In che modo il cinema e l’arte in generale possono cambiare “l’ordine delle cose”?

L’unico modo per farlo è mettersi a disposizione per ascoltare e allargare le voci di chi può davvero raccontare cosa succede. Credo che il racconto abbia la necessità di partire dall’ascolto, poi l’arte può trasformare quell’ascolto in una provocazione, o in un’azione che possa attirare l’attenzione e aiutare a cambiare i punti di vista. Poi tutto questo va messo in relazione ad altre forme di azione che sono altrettanto importanti. 

Come si pone il regista-narratore rispetto al racconto della migrazione?
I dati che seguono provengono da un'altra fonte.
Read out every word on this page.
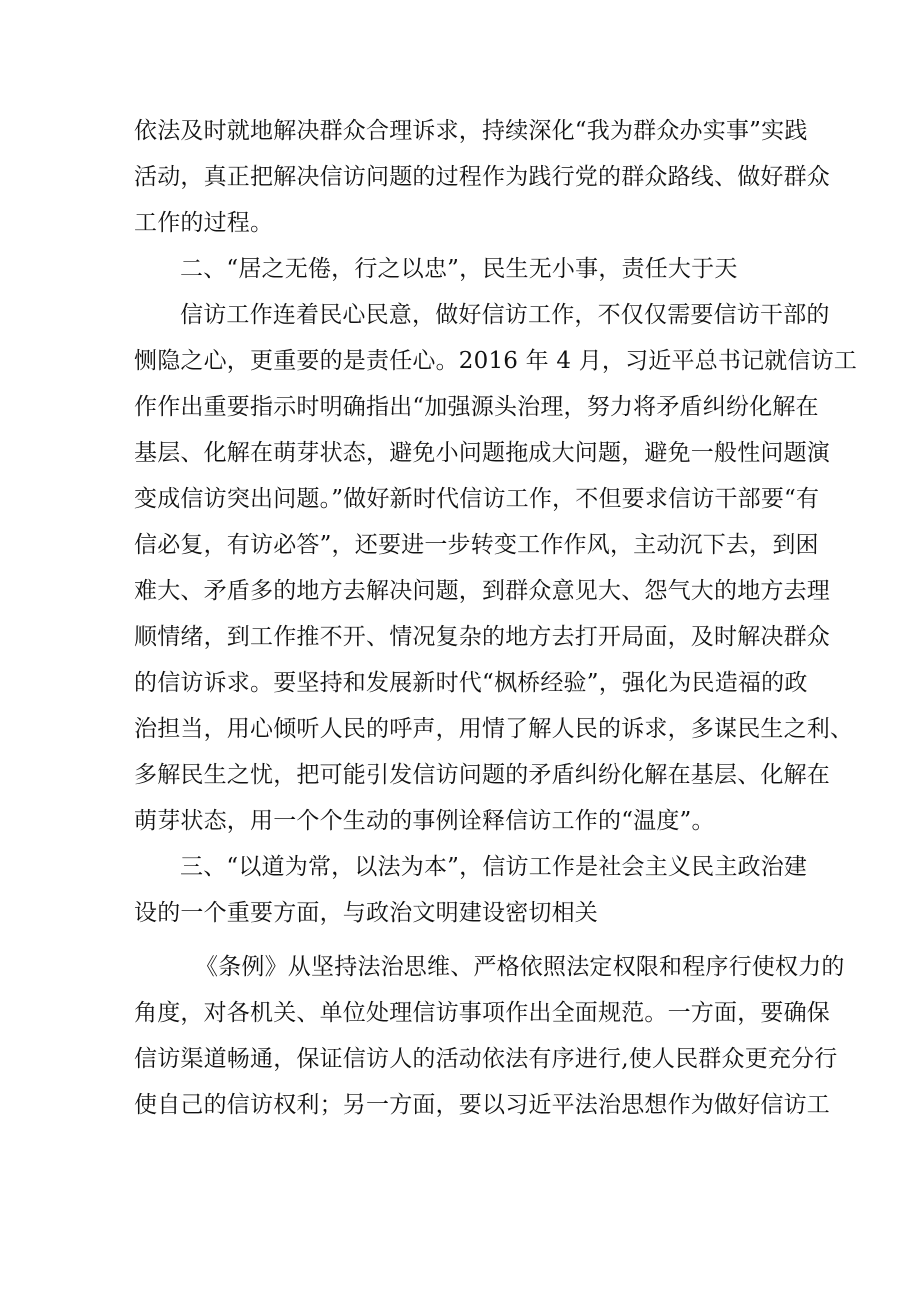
依法及时就地解决群众合理诉求，持续深化“我为群众办实事”实践
活动，真正把解决信访问题的过程作为践行党的群众路线、做好群众
工作的过程。
二、“居之无倦，行之以忠”，民生无小事，责任大于天
信访工作连着民心民意，做好信访工作，不仅仅需要信访干部的
恻隐之心，更重要的是责任心。2016 年 4 月，习近平总书记就信访工
作作出重要指示时明确指出“加强源头治理，努力将矛盾纠纷化解在
基层、化解在萌芽状态，避免小问题拖成大问题，避免一般性问题演
变成信访突出问题。”做好新时代信访工作，不但要求信访干部要“有
信必复，有访必答”，还要进一步转变工作作风，主动沉下去，到困
难大、矛盾多的地方去解决问题，到群众意见大、怨气大的地方去理
顺情绪，到工作推不开、情况复杂的地方去打开局面，及时解决群众
的信访诉求。要坚持和发展新时代“枫桥经验”，强化为民造福的政
治担当，用心倾听人民的呼声，用情了解人民的诉求，多谋民生之利、
多解民生之忧，把可能引发信访问题的矛盾纠纷化解在基层、化解在
萌芽状态，用一个个生动的事例诠释信访工作的“温度”。
三、“以道为常，以法为本”，信访工作是社会主义民主政治建
设的一个重要方面，与政治文明建设密切相关
《条例》从坚持法治思维、严格依照法定权限和程序行使权力的
角度，对各机关、单位处理信访事项作出全面规范。一方面，要确保
信访渠道畅通，保证信访人的活动依法有序进行,使人民群众更充分行
使自己的信访权利；另一方面，要以习近平法治思想作为做好信访工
È importante che il regista abbia il tempo e l’attenzione per superare la superficie delle cose, quindi di non fermarsi all’impatto immediato che hanno fotografi, giornalisti, e tutti coloro che sono impegnati sul fronte dell’attualità. Il narratore dovrebbe superare quel tempo ridotto, provare ad andare in un tempo più lungo e restituire un racconto che sia costantemente significativo, anche al di là del tempo in cui accade, e continui a dire qualcosa dopo l’attualità. Quello che un regista dovrebbe fare è trascorrere più tempo possibile ad ascoltare gli eventi, a capire i luoghi, gli spazi e le relazioni, in modo tale che ci sia qualcosa di più archetipico da raccontare, oltre a ciò che è necessario denunciare e raccontare dell’oggi, che invece è il lavoro del giornalista. Ci sono dinamiche nella migrazione che rimangono costanti e bisogna provare a raccontarle dando un ruolo nel racconto a chi ascolta e vive quest’esperienza. La maggior parte dei miei spettatori non sono migranti e non sanno cosa siano i luoghi della migrazione perché la loro vita non li tocca. È necessario pertanto sradicare queste persone da una posizione passiva, che sia di odio o di pietà, e provare a coinvolgerle in un ascolto più ampio. Se uno spettatore di cinema, di teatro o di arte, non è coinvolto e non si sente parte della riflessione, porta il racconto a perdersi. Oltretutto, convocare lo spettatore soltanto sull’urgenza denigratoria o compassionevole è limitante, sebbene possa rendere molto politicamente.